14. As per evidence on record, age of the deceased was 53 years at the time of accident, therefore, in the light of decision of Pranay Sethi (supra), the appropriate percentage towards future prospects would be 10% and the claimants are entitled to 10% towards future prospects. Likewise, looking to the age of deceased as 53 years, the appropriate multiplier would be 11 as per the decision of Pranay Sethi (supra) and similarly, looking to the number of dependent family members, i.e., 4 in number, the deduction towards personal and living expenses of the deceased would be 1/4th and not 1/3rd as applied by the Tribunal. 15. In view of above, taking guidance from the decisions of the Hon'ble Supreme Court in Sarla Verma, Pranay Sethi and Magma General Insurance Company Limited (supra), this Court recomputes the compensation in the following manner :- Sl.

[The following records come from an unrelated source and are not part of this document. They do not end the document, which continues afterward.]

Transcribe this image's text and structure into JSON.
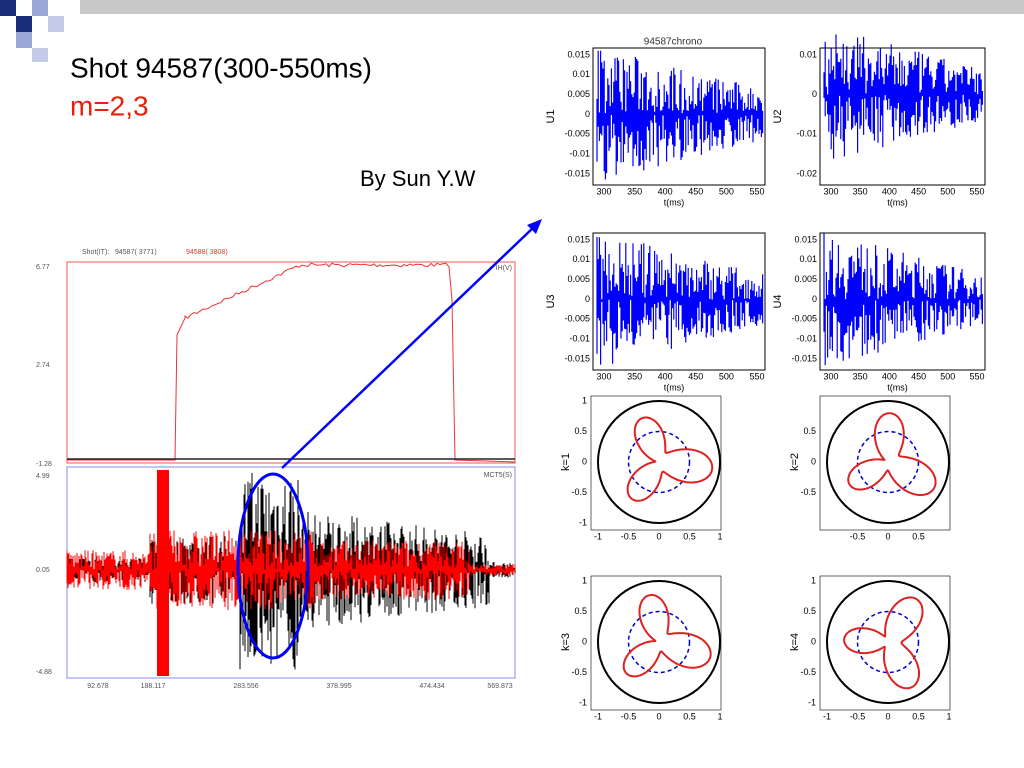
{
  "slide": {
    "title": "Shot 94587(300-550ms)",
    "subtitle": "m=2,3",
    "author": "By Sun Y.W"
  },
  "overview": {
    "shot_label": "Shot(IT):",
    "shot_a": "94587( 3771)",
    "shot_b": "94588( 3808)",
    "top_channel": "IH(V)",
    "bottom_channel": "MCT5(S)",
    "top_yticks": [
      "6.77",
      "2.74",
      "-1.28"
    ],
    "bottom_yticks": [
      "4.99",
      "0.05",
      "-4.88"
    ],
    "xticks": [
      "92.678",
      "188.117",
      "283.556",
      "378.995",
      "474.434",
      "569.873"
    ]
  },
  "chrono": {
    "title": "94587chrono",
    "panels": [
      {
        "ylabel": "U1",
        "xlabel": "t(ms)",
        "yticks": [
          "0.015",
          "0.01",
          "0.005",
          "0",
          "-0.005",
          "-0.01",
          "-0.015"
        ],
        "xticks": [
          "300",
          "350",
          "400",
          "450",
          "500",
          "550"
        ]
      },
      {
        "ylabel": "U2",
        "xlabel": "t(ms)",
        "yticks": [
          "0.01",
          "0",
          "-0.01",
          "-0.02"
        ],
        "xticks": [
          "300",
          "350",
          "400",
          "450",
          "500",
          "550"
        ]
      },
      {
        "ylabel": "U3",
        "xlabel": "t(ms)",
        "yticks": [
          "0.015",
          "0.01",
          "0.005",
          "0",
          "-0.005",
          "-0.01",
          "-0.015"
        ],
        "xticks": [
          "300",
          "350",
          "400",
          "450",
          "500",
          "550"
        ]
      },
      {
        "ylabel": "U4",
        "xlabel": "t(ms)",
        "yticks": [
          "0.015",
          "0.01",
          "0.005",
          "0",
          "-0.005",
          "-0.01",
          "-0.015"
        ],
        "xticks": [
          "300",
          "350",
          "400",
          "450",
          "500",
          "550"
        ]
      }
    ]
  },
  "polar": {
    "panels": [
      {
        "ylabel": "k=1",
        "yticks": [
          "1",
          "0.5",
          "0",
          "-0.5",
          "-1"
        ],
        "xticks": [
          "-1",
          "-0.5",
          "0",
          "0.5",
          "1"
        ]
      },
      {
        "ylabel": "k=2",
        "yticks": [
          "0.5",
          "0",
          "-0.5"
        ],
        "xticks": [
          "-0.5",
          "0",
          "0.5"
        ]
      },
      {
        "ylabel": "k=3",
        "yticks": [
          "1",
          "0.5",
          "0",
          "-0.5",
          "-1"
        ],
        "xticks": [
          "-1",
          "-0.5",
          "0",
          "0.5",
          "1"
        ]
      },
      {
        "ylabel": "k=4",
        "yticks": [
          "1",
          "0.5",
          "0",
          "-0.5",
          "-1"
        ],
        "xticks": [
          "-1",
          "-0.5",
          "0",
          "0.5",
          "1"
        ]
      }
    ]
  }
}
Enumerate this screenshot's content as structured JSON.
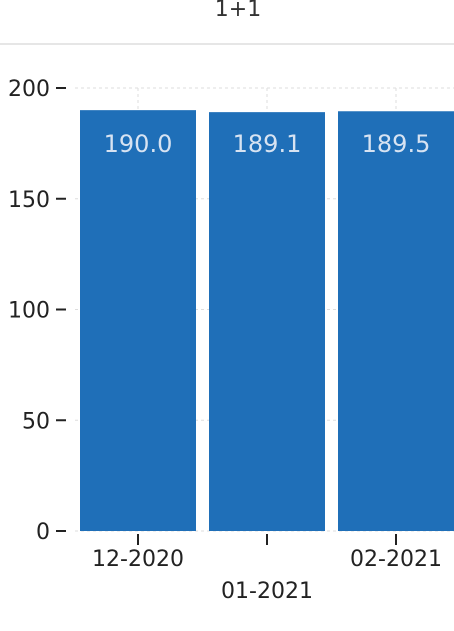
{
  "header": {
    "title": "1+1"
  },
  "chart_data": {
    "type": "bar",
    "categories": [
      "12-2020",
      "01-2021",
      "02-2021"
    ],
    "values": [
      190.0,
      189.1,
      189.5
    ],
    "value_labels": [
      "190.0",
      "189.1",
      "189.5"
    ],
    "title": "1+1",
    "xlabel": "",
    "ylabel": "",
    "ylim": [
      0,
      200
    ],
    "yticks": [
      0,
      50,
      100,
      150,
      200
    ],
    "ytick_labels": [
      "0",
      "50",
      "100",
      "150",
      "200"
    ],
    "grid": true,
    "legend": "none",
    "colors": {
      "bar": "#1f6fb8",
      "value_label": "#d7e3f2",
      "grid": "#dddddd",
      "axis": "#222222",
      "header_rule": "#e6e6e6"
    }
  }
}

No. Description Amount in Rs. 1 Income of the deceased @ Rs.14,879/- per month approximately. 1,78,550/- 2 10% of (1) above to be added towards future prospects 17,855/- 3 Total annual income of the deceased 1,96,405/- 4 Multiplier of 11 applied to assess total loss of dependency. 21,60,455/- 5 1/4 deduction towards personal and living expenses of the deceased. 5,40,114/- 6 Total loss of dependency after deduction 16,20,341/- 7 Funeral expenses 15,000/- 8 Loss of estate 15,000/- 9 Loss of spousal consortium to the appellant/claimant No.1 and loss of parental consortium to appellants No. 2 to 4 1,60,000/- Total compensation 18,10,341/- Award of the learned Tribunal. (-) 2,77,000/- Enhanced amount by this Court 15,33,341/- 16. For the foregoing reasons, the appeal is allowed in part. Hence, the claimant is entitled for an additional amount of Rs.15,33,341/-. The additional amount shall carry interest as made by the Tribunal. The enhanced amount with interest shall be deposited by the insurer. The impugned award stands modified to the above extent. Rest of the conditions of the impugned award shall remain intact.